За последние 2 дня в D3 Slack шла эпическая дискуссия. Далее следует мой взгляд на некоторые из поднятых вопросов, некоторые мои собственные животрепещущие вопросы и некоторые идеи решений.

По теме написано: D3 - это не библиотека визуализации данных, Проблема с D3.

Меня особенно заинтриговал вопрос о монолите `‹ script src = ”d3.js” ›` против инструментов сборки + микромодулей D3 + других библиотек. Я действительно не уверен, что является «лучшим» для преподавания / обучения, а также для отработки датавиза и публикации работ для встраивания, но я бы действительно хотел бы в этом разобраться.

Подход D3 Monolith

Я обнаружил, что монолит намного лучше (чем использование NPM и инструментов сборки локально) для обучения D3 новичков веб-разработке, потому что мы можем использовать редактор в браузере, такой как JSBin, Blockbuilder, Observable, или Datavis.tech. Однако (наиболее разумное) высказывание Кристин Генри Зачем кому-то пытаться изучить всю библиотеку? можно перевернуть с ног на голову: Зачем кому-то нужно включать всю библиотеку (236 КБ) на свою страницу?.

Ответы имеют смысл для изучения контекстов, например: «Легче использовать новую функцию API, потому что все функции доступны постоянно» или «Время загрузки страницы не имеет значения, потому что это игрушечный пример». Но как насчет перехода от обучения к созданию и публикации реальных визуализаций?

На этом этапе студенты должны изучить множество новых концепций, касающихся Git, хостинга, NPM, инструментов сборки и импорта ES6, которые, как я обнаружил, ломают их после того, как они освоились с D3 monilith (если они раньше не делали Web Dev). Было много отчаяния и сопротивления, и, в конце концов, около 2% студентов смогли вообще что-то работать без монолита. По крайней мере, это был мой опыт преподавания 10 недель университетской визуализации данных в Вустерском политехническом институте прошлой осенью.

Подход к микромодулям D3

Мне нравится концептуальный прорыв и простота простых функций API D3 (например, `select` вместо` d3.select`), которые появляются, когда вы используете подход микромодулей D3. . Это означает, что вы разрабатываете локально в контексте NPM, устанавливаете и объединяете только отдельные пакеты D3, которые вам требуются, и используете импорт ES6, например import {select} from ‘d3-selection'.

Этот подход имеет ряд преимуществ перед «подходом монолита D3». Во-первых, вы получаете готовую сборку «из коробки», которая загружает на страницу один пакет JS. Это подходит для развертывания «настоящих» визуализаций, которые, как ожидается, будут широко просматриваться или встраиваться в статьи.
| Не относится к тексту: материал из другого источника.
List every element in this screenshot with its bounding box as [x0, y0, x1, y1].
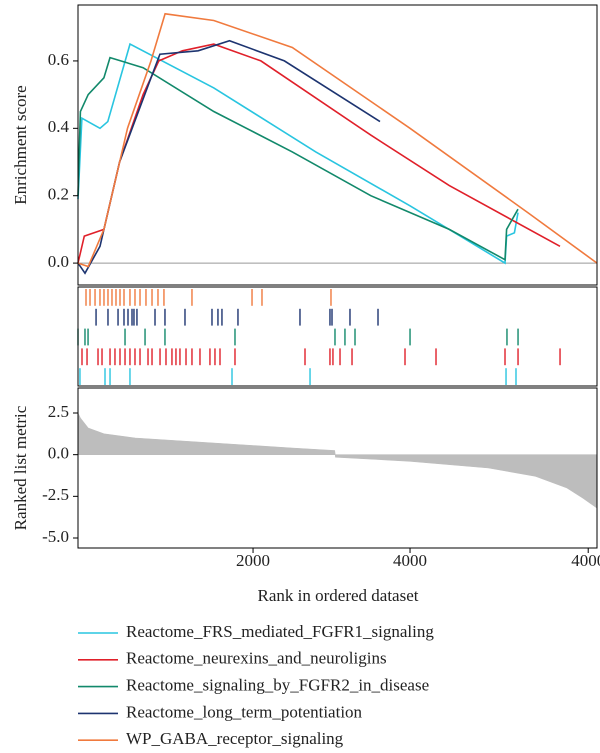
y-tick-label: 0.2	[48, 185, 69, 204]
legend-label: Reactome_FRS_mediated_FGFR1_signaling	[126, 622, 434, 641]
y-axis-label: Ranked list metric	[11, 405, 30, 530]
es-line	[77, 39, 381, 275]
legend-label: Reactome_signaling_by_FGFR2_in_disease	[126, 676, 429, 695]
y-tick-label: 0.6	[48, 50, 69, 69]
panel-frame	[77, 387, 598, 549]
es-line	[77, 42, 519, 265]
y-tick-label: 2.5	[48, 402, 69, 421]
x-tick-label: 4000	[393, 551, 427, 570]
y-tick-label: 0.0	[48, 252, 69, 271]
legend-label: Reactome_long_term_potentiation	[126, 702, 363, 721]
y-tick-label: -2.5	[42, 485, 69, 504]
x-axis-label: Rank in ordered dataset	[258, 586, 419, 605]
y-axis-label: Enrichment score	[11, 85, 30, 204]
legend-label: WP_GABA_receptor_signaling	[126, 729, 344, 748]
y-tick-label: -5.0	[42, 527, 69, 546]
es-line	[77, 56, 519, 262]
y-tick-label: 0.0	[48, 444, 69, 463]
es-line	[77, 43, 561, 264]
es-line	[77, 12, 598, 268]
panel-frame	[77, 286, 598, 387]
panel-frame	[77, 4, 598, 286]
x-tick-label: 2000	[236, 551, 270, 570]
x-tick-label: 4000	[571, 551, 600, 570]
legend-label: Reactome_neurexins_and_neuroligins	[126, 649, 387, 668]
y-tick-label: 0.4	[48, 117, 70, 136]
metric-area	[77, 412, 598, 509]
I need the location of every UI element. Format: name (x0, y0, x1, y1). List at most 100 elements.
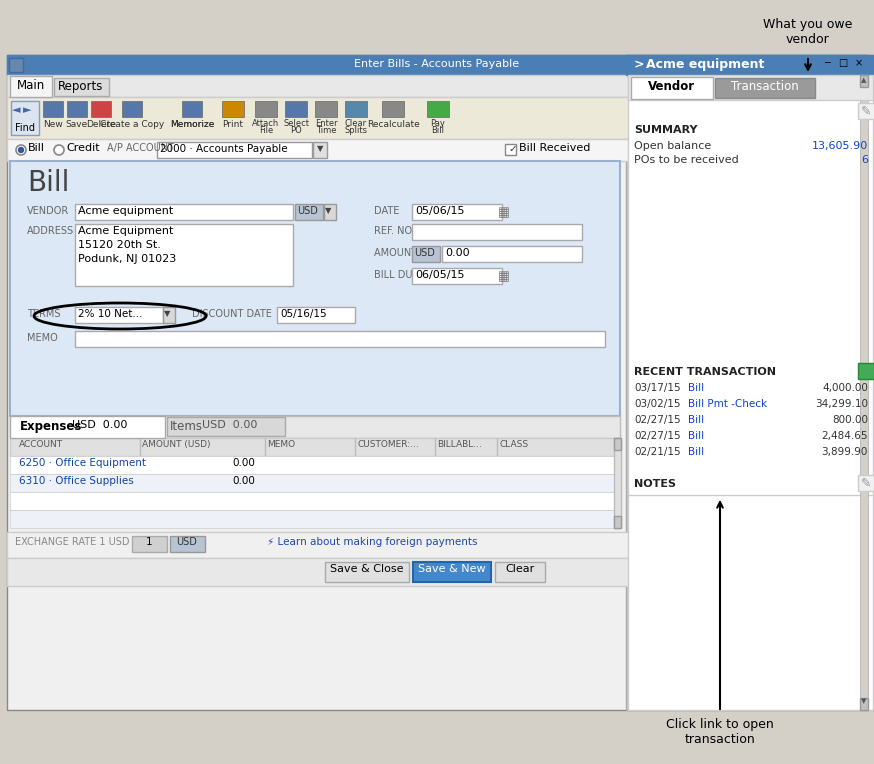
Bar (858, 103, 874, 119)
Bar (11, 101, 39, 135)
Text: CUSTOMER:...: CUSTOMER:... (357, 440, 419, 449)
Bar (412, 268, 502, 284)
Circle shape (18, 147, 24, 153)
Text: Main: Main (17, 79, 45, 92)
Bar (412, 224, 582, 240)
Text: MEMO: MEMO (267, 440, 295, 449)
Bar (75, 204, 293, 220)
Bar (345, 101, 367, 117)
Bar (413, 562, 491, 582)
Text: MEMO: MEMO (27, 333, 58, 343)
Text: Bill Pmt -Check: Bill Pmt -Check (688, 399, 767, 409)
Circle shape (16, 145, 26, 155)
Bar (442, 246, 582, 262)
Text: RECENT TRANSACTION: RECENT TRANSACTION (634, 367, 776, 377)
Text: ▼: ▼ (316, 144, 323, 153)
Text: PO: PO (290, 126, 302, 135)
Bar (255, 101, 277, 117)
Text: ⚡ Learn about making foreign payments: ⚡ Learn about making foreign payments (267, 537, 477, 547)
Bar (132, 536, 167, 552)
Text: 02/27/15: 02/27/15 (634, 415, 681, 425)
Text: USD  0.00: USD 0.00 (72, 420, 128, 430)
Bar (7, 532, 868, 558)
Text: 03/02/15: 03/02/15 (634, 399, 681, 409)
Text: 2,484.65: 2,484.65 (822, 431, 868, 441)
Text: USD: USD (297, 206, 318, 216)
Bar (10, 474, 620, 492)
Bar (7, 139, 868, 161)
Bar (91, 101, 111, 117)
Bar (860, 75, 868, 710)
Text: 03/17/15: 03/17/15 (634, 383, 681, 393)
Bar (614, 438, 621, 528)
Bar (122, 101, 142, 117)
Text: 02/21/15: 02/21/15 (634, 447, 681, 457)
Text: 6250 · Office Equipment: 6250 · Office Equipment (19, 458, 146, 468)
Text: Reports: Reports (59, 80, 104, 93)
Text: 0.00: 0.00 (232, 458, 255, 468)
Text: Splits: Splits (344, 126, 367, 135)
Text: USD  0.00: USD 0.00 (202, 420, 257, 430)
Text: AMOUNT DUE: AMOUNT DUE (374, 248, 441, 258)
Text: 6: 6 (861, 155, 868, 165)
Text: ▦: ▦ (498, 270, 510, 283)
Text: ▼: ▼ (861, 698, 867, 704)
Text: Bill: Bill (688, 383, 704, 393)
Bar (852, 57, 866, 73)
Bar (858, 475, 874, 491)
Text: Time: Time (316, 126, 336, 135)
Text: 2% 10 Net...: 2% 10 Net... (78, 309, 142, 319)
Text: 0.00: 0.00 (232, 476, 255, 486)
Text: Find: Find (15, 123, 35, 133)
Text: Pay: Pay (431, 119, 446, 128)
Bar (10, 492, 620, 510)
Bar (285, 101, 307, 117)
Bar (858, 363, 874, 379)
Bar (7, 97, 868, 139)
Bar (626, 55, 874, 75)
Bar (67, 101, 87, 117)
Text: 02/27/15: 02/27/15 (634, 431, 681, 441)
Text: Bill: Bill (28, 143, 45, 153)
Text: >: > (634, 58, 644, 71)
Text: ✓: ✓ (508, 144, 517, 154)
Text: Bill Received: Bill Received (519, 143, 590, 153)
Text: Bill: Bill (688, 415, 704, 425)
Text: Acme equipment: Acme equipment (646, 58, 765, 71)
Text: Podunk, NJ 01023: Podunk, NJ 01023 (78, 254, 177, 264)
Bar (54, 78, 109, 96)
Bar (715, 78, 815, 98)
Bar (75, 331, 605, 347)
Circle shape (54, 145, 64, 155)
Bar (295, 204, 323, 220)
Bar (7, 558, 868, 586)
Text: ×: × (855, 58, 863, 68)
Text: 15120 20th St.: 15120 20th St. (78, 240, 161, 250)
Text: Vendor: Vendor (649, 80, 696, 93)
Bar (163, 307, 175, 323)
Bar (313, 142, 327, 158)
Text: Expenses: Expenses (20, 420, 82, 433)
Text: 4,000.00: 4,000.00 (822, 383, 868, 393)
Bar (277, 307, 355, 323)
Text: DATE: DATE (374, 206, 399, 216)
Text: Items: Items (170, 420, 203, 433)
Bar (505, 144, 516, 155)
Text: DISCOUNT DATE: DISCOUNT DATE (192, 309, 272, 319)
Text: EXCHANGE RATE 1 USD =: EXCHANGE RATE 1 USD = (15, 537, 141, 547)
Bar (324, 204, 336, 220)
Text: Open balance: Open balance (634, 141, 711, 151)
Text: 0.00: 0.00 (445, 248, 469, 258)
Text: Clear: Clear (505, 564, 535, 574)
Text: NOTES: NOTES (634, 479, 676, 489)
Text: Bill: Bill (688, 447, 704, 457)
Text: CLASS: CLASS (499, 440, 528, 449)
Bar (820, 57, 834, 73)
Bar (10, 76, 52, 97)
Bar (860, 75, 868, 87)
Text: REF. NO.: REF. NO. (374, 226, 415, 236)
Bar (10, 161, 620, 416)
Bar (9, 58, 23, 72)
Text: SUMMARY: SUMMARY (634, 125, 697, 135)
Text: Save & New: Save & New (418, 564, 486, 574)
Кроме того, свобода добавления дополнительных модулей NPM волей-неволей является сцеплением. Но для этого вам нужно заняться инструментами сборки, разрабатывать локально, изучить Git и иметь какое-то решение для хостинга.

Изучение всех этих понятий заранее, до того, как вообще коснуться D3, может занять недели и потерять половину студентов.

Что делать?

Я обсуждаю, что делать с предстоящим онлайн-курсом по визуализации данных, который я преподаю осенью. Кстати, этот курс открыт для всех аспирантов университета; если вам интересно, вы можете предварительно зарегистрироваться здесь.

Мне любопытно, знает ли кто-нибудь об удобной среде редактирования кода на основе браузера, которая позволяет:

- Код только в браузере (никаких локальных инструментов)

- Написать стандартный JS-код (без каких-либо редакторов / специфичных для платформы вещей)

- Используйте импорт ES6 из модулей NPM (например, микромодулей D3)

- Публикация работ в Интернете (аналогично bl.ocks.org)

- Экспорт работает как стандартные проекты на основе NPM

- Встраивание работает на других сайтах (например, Medium или WikiTribune)

?

Я считаю, что это было бы оптимальным решением для обучения D3, потому что студенты будут использовать самые современные и масштабируемые методы кодирования, но смогут создавать визуализации данных, не совершая «большого скачка» по настройке инструментов разработки на местном уровне и изучению внутренней работы конфигураций Webpack Babel и тому подобного.